The basic principle of these tools is to make use of previous descriptions to the furthest extent possible and to link new descriptions to any previously made ones. The principles of data linking and the reuse of metadata descriptions are presented in the interoperability method. For a more detailed description of the interoperability platform and method, see the “Metadata description” section in step 6.

Determining the value of datasets

This section describes how the value of datasets can be determined.

When surveying datasets suitable for distribution, their value must be taken into account. The benefit and added value of sharing data is a key reason for prioritising the opening of certain datasets.

This value is no longer defined in purely monetary terms, as it can consist of several factors. A purely monetary approach to value can cause an organisation to overlook many other important aspects, which is why it is no longer considered a suitable approach in today's information society.

In other words, the value of data should be examined from a number of perspectives, which may also facilitate the final decision on whether the data should be opened. For example, the benefits of sharing and opening datasets form part of the value of a dataset. You can read more about the benefits of sharing data in step 3 of the operating model: “Motivation and organisation” and in step 5: “Planning and implementation”. The value of datasets can also be determined with, for example, the factors used in PESTEL analyses or the value pyramid.

According to the PESTEL analysis, the value of a dataset can be examined from the following perspectives, which are also used in the EU's annual Open Data Maturity assessments (pdf):

  • Social value promotes equality (minority rights, rights of persons with disabilities, opportunities for participation). 
  • Economic value can be measured with financial indicators (new jobs, companies, services, tax revenue). 
  • Ecological value promotes material efficiency and circular economy (material recycling efficiency, natural resources use, recycling). 
  • Knowledge promotes knowledge-based decision-making, which often has significant side effects (political and societal decision-making). 

The value of datasets should not be confused with so-called high-value datasets, the opening of which is specifically provided for in European Commission Regulation 2023/138 adopted under the Open Data Directive (EU) 2019/1024, and which are described in more detail below. The value of these datasets has been defined separately by the Commission, and they are subject to specific statutory obligations.
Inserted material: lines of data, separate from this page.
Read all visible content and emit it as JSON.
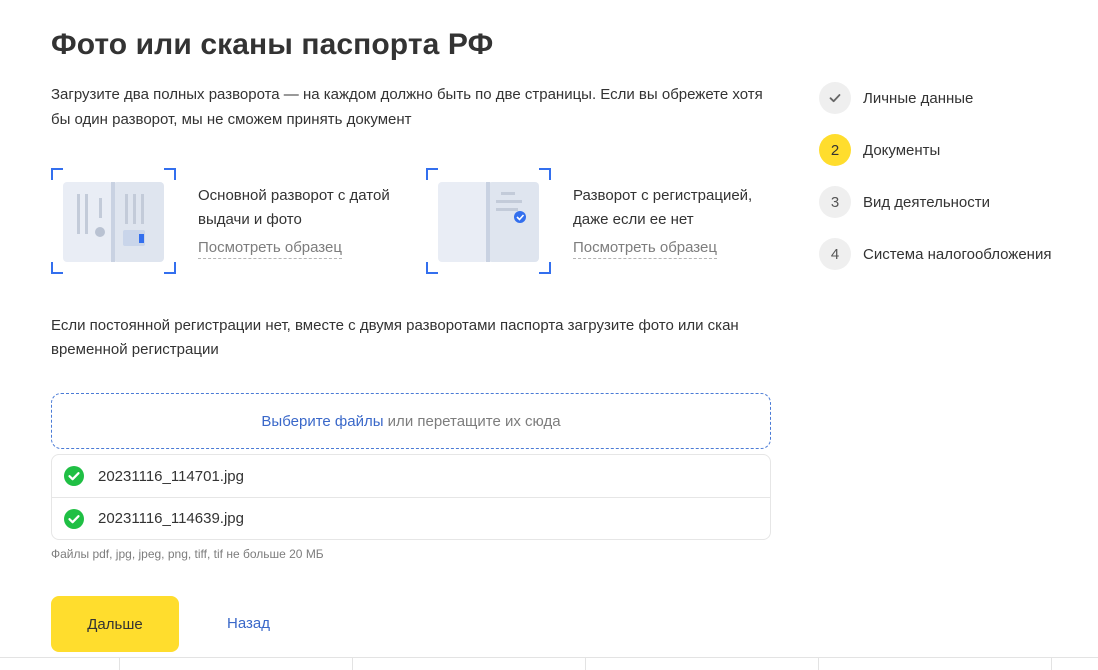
{
  "page": {
    "title": "Фото или сканы паспорта РФ",
    "intro": "Загрузите два полных разворота — на каждом должно быть по две страницы. Если вы обрежете хотя бы один разворот, мы не сможем принять документ"
  },
  "samples": [
    {
      "icon": "passport-main-spread-icon",
      "text": "Основной разворот с датой выдачи и фото",
      "link": "Посмотреть образец"
    },
    {
      "icon": "passport-registration-spread-icon",
      "text": "Разворот с регистрацией, даже если ее нет",
      "link": "Посмотреть образец"
    }
  ],
  "note": "Если постоянной регистрации нет, вместе с двумя разворотами паспорта загрузите фото или скан временной регистрации",
  "upload": {
    "choose_label": "Выберите файлы",
    "drop_label": " или перетащите их сюда",
    "files": [
      {
        "name": "20231116_114701.jpg",
        "status_icon": "check-circle-icon"
      },
      {
        "name": "20231116_114639.jpg",
        "status_icon": "check-circle-icon"
      }
    ],
    "hint": "Файлы pdf, jpg, jpeg, png, tiff, tif не больше 20 МБ"
  },
  "actions": {
    "next_label": "Дальше",
    "back_label": "Назад"
  },
  "steps": [
    {
      "marker": "✓",
      "label": "Личные данные",
      "state": "done"
    },
    {
      "marker": "2",
      "label": "Документы",
      "state": "active"
    },
    {
      "marker": "3",
      "label": "Вид деятельности",
      "state": "pending"
    },
    {
      "marker": "4",
      "label": "Система налогообложения",
      "state": "pending"
    }
  ],
  "colors": {
    "accent_yellow": "#ffdd2d",
    "link_blue": "#3a68c9",
    "success_green": "#1fbf44",
    "frame_blue": "#336fee"
  }
}
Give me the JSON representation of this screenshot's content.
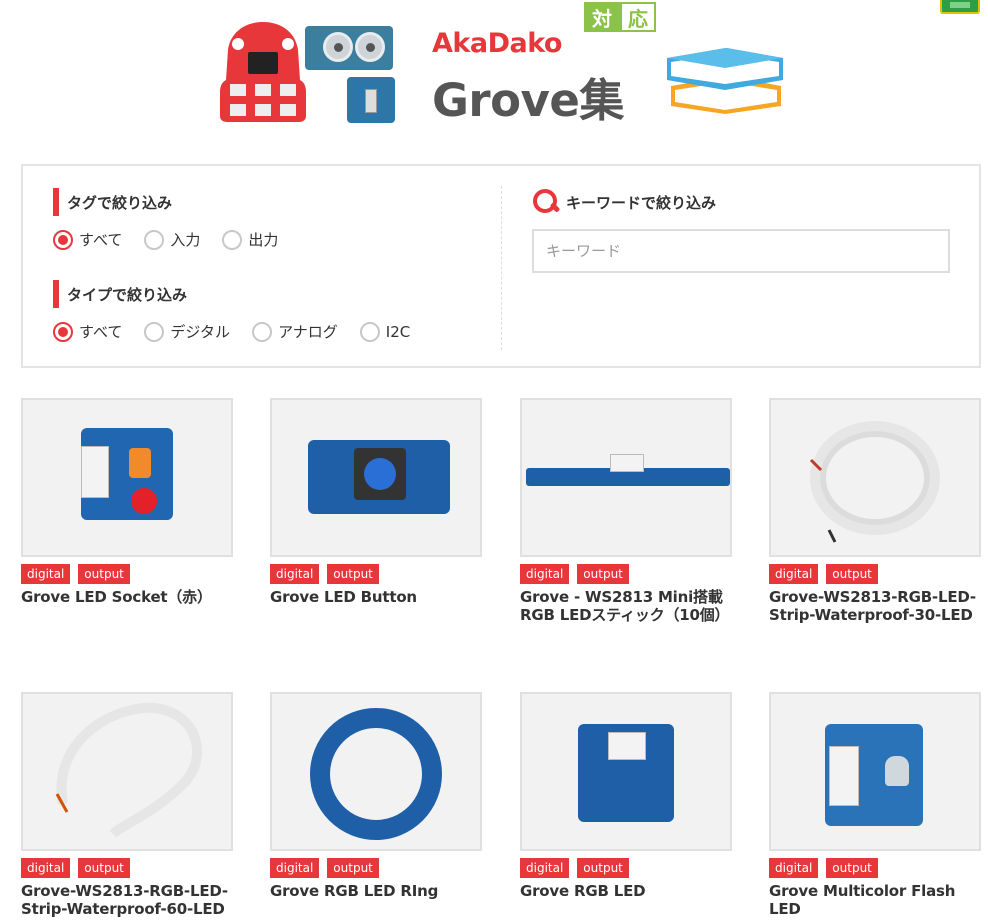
{
  "header": {
    "brand_name": "AkaDako",
    "badge_1": "対",
    "badge_2": "応",
    "title": "Grove集"
  },
  "filters": {
    "tag": {
      "title": "タグで絞り込み",
      "options": [
        "すべて",
        "入力",
        "出力"
      ],
      "selected": "すべて"
    },
    "type": {
      "title": "タイプで絞り込み",
      "options": [
        "すべて",
        "デジタル",
        "アナログ",
        "I2C"
      ],
      "selected": "すべて"
    },
    "keyword": {
      "title": "キーワードで絞り込み",
      "placeholder": "キーワード",
      "value": ""
    }
  },
  "products": [
    {
      "title": "Grove LED Socket（赤）",
      "tags": [
        "digital",
        "output"
      ]
    },
    {
      "title": "Grove LED Button",
      "tags": [
        "digital",
        "output"
      ]
    },
    {
      "title": "Grove - WS2813 Mini搭載RGB LEDスティック（10個）",
      "tags": [
        "digital",
        "output"
      ]
    },
    {
      "title": "Grove-WS2813-RGB-LED-Strip-Waterproof-30-LED",
      "tags": [
        "digital",
        "output"
      ]
    },
    {
      "title": "Grove-WS2813-RGB-LED-Strip-Waterproof-60-LED",
      "tags": [
        "digital",
        "output"
      ]
    },
    {
      "title": "Grove RGB LED RIng",
      "tags": [
        "digital",
        "output"
      ]
    },
    {
      "title": "Grove RGB LED",
      "tags": [
        "digital",
        "output"
      ]
    },
    {
      "title": "Grove Multicolor Flash LED",
      "tags": [
        "digital",
        "output"
      ]
    }
  ],
  "colors": {
    "accent": "#e8373a",
    "badge_green": "#8bc34a",
    "pcb_blue": "#1e5fa8"
  }
}
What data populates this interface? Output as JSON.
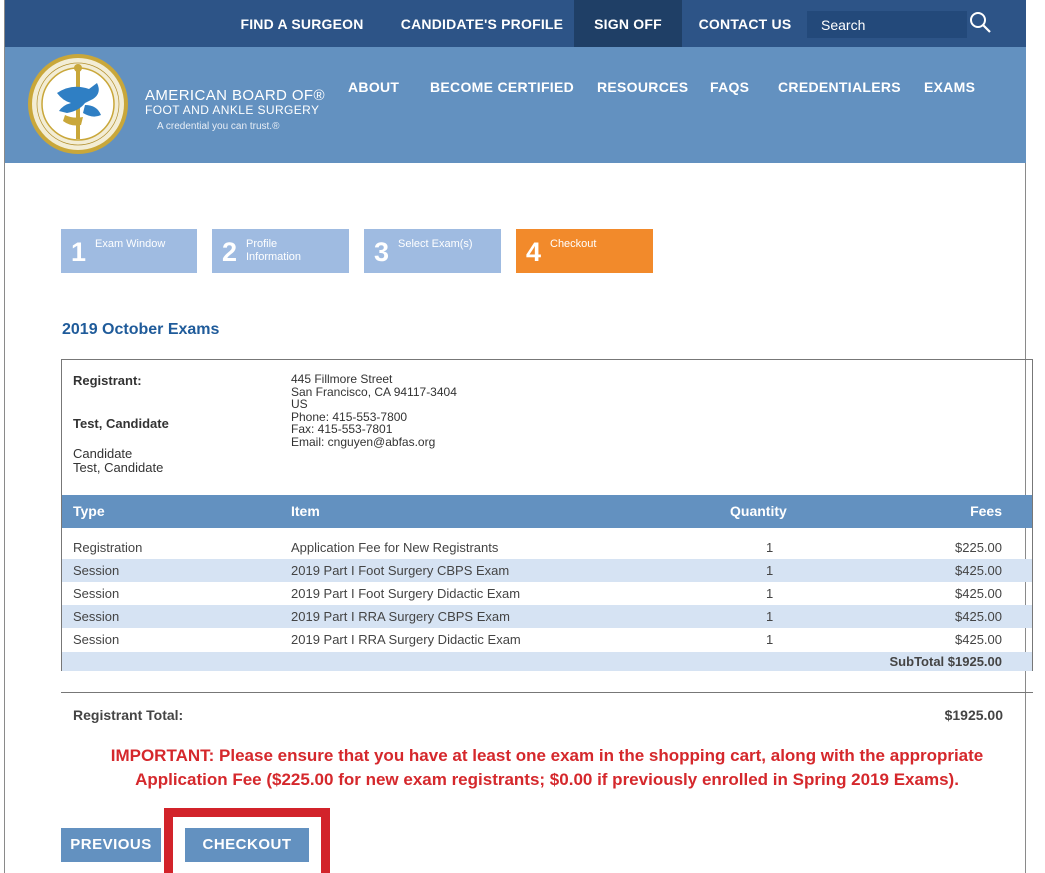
{
  "topnav": {
    "find_surgeon": "FIND A SURGEON",
    "candidate_profile": "CANDIDATE'S PROFILE",
    "sign_off": "SIGN OFF",
    "contact_us": "CONTACT US",
    "search_placeholder": "Search"
  },
  "brand": {
    "line1": "AMERICAN BOARD OF®",
    "line2": "FOOT AND ANKLE SURGERY",
    "tagline": "A credential you can trust.®"
  },
  "mainnav": {
    "about": "ABOUT",
    "become_certified": "BECOME CERTIFIED",
    "resources": "RESOURCES",
    "faqs": "FAQS",
    "credentialers": "CREDENTIALERS",
    "exams": "EXAMS"
  },
  "steps": [
    {
      "num": "1",
      "label": "Exam Window"
    },
    {
      "num": "2",
      "label": "Profile Information"
    },
    {
      "num": "3",
      "label": "Select Exam(s)"
    },
    {
      "num": "4",
      "label": "Checkout"
    }
  ],
  "exam_title": "2019 October Exams",
  "registrant": {
    "label": "Registrant:",
    "name": "Test, Candidate",
    "role": "Candidate",
    "name2": "Test, Candidate",
    "address_line1": "445 Fillmore Street",
    "address_line2": "San Francisco, CA 94117-3404",
    "address_line3": "US",
    "phone": "Phone: 415-553-7800",
    "fax": "Fax: 415-553-7801",
    "email": "Email: cnguyen@abfas.org"
  },
  "table": {
    "headers": {
      "type": "Type",
      "item": "Item",
      "quantity": "Quantity",
      "fees": "Fees"
    },
    "rows": [
      {
        "type": "Registration",
        "item": "Application Fee for New Registrants",
        "qty": "1",
        "fee": "$225.00"
      },
      {
        "type": "Session",
        "item": "2019 Part I Foot Surgery CBPS Exam",
        "qty": "1",
        "fee": "$425.00"
      },
      {
        "type": "Session",
        "item": "2019 Part I Foot Surgery Didactic Exam",
        "qty": "1",
        "fee": "$425.00"
      },
      {
        "type": "Session",
        "item": "2019 Part I RRA Surgery CBPS Exam",
        "qty": "1",
        "fee": "$425.00"
      },
      {
        "type": "Session",
        "item": "2019 Part I RRA Surgery Didactic Exam",
        "qty": "1",
        "fee": "$425.00"
      }
    ],
    "subtotal": "SubTotal $1925.00"
  },
  "total": {
    "label": "Registrant Total:",
    "value": "$1925.00"
  },
  "important": {
    "line1": "IMPORTANT: Please ensure that you have at least one exam in the shopping cart, along with the appropriate",
    "line2": "Application Fee ($225.00 for new exam registrants; $0.00 if previously enrolled in Spring 2019 Exams)."
  },
  "buttons": {
    "previous": "PREVIOUS",
    "checkout": "CHECKOUT"
  },
  "colors": {
    "topbar": "#2d5487",
    "header": "#6391c0",
    "step_inactive": "#9fbbe1",
    "step_active": "#f28a2b",
    "important_text": "#d5282c",
    "highlight": "#d2232a"
  }
}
However, the criteria specified in the Open Data Directive can be used as a guideline for determining the value of other datasets:

  • the reuse of the datasets is associated with important benefits for society, the environmental, or the economy
  • the datasets are suitable for creating value-added services, applications, and new, high-quality and decent jobs
  • the large number of potential beneficiaries of the value-added services and applications created on the basis of the datasets.

High-value datasets

High-value datasets (HVD) are defined in the European Commission Regulation 2023/138. They are public sector documents and information that, under the Open Data Directive, are considered to have particular value for society, the environment, and the economy. High-value datasets must be made available free of charge and in machine-readable form through APIs. The European Commission’s regulation is based on the Open Data Directive, which is explained in more detail in step 2 of the operating model. If a document or material does not fall within the scope of the Directive, it is also not considered a high-value dataset under the Regulation.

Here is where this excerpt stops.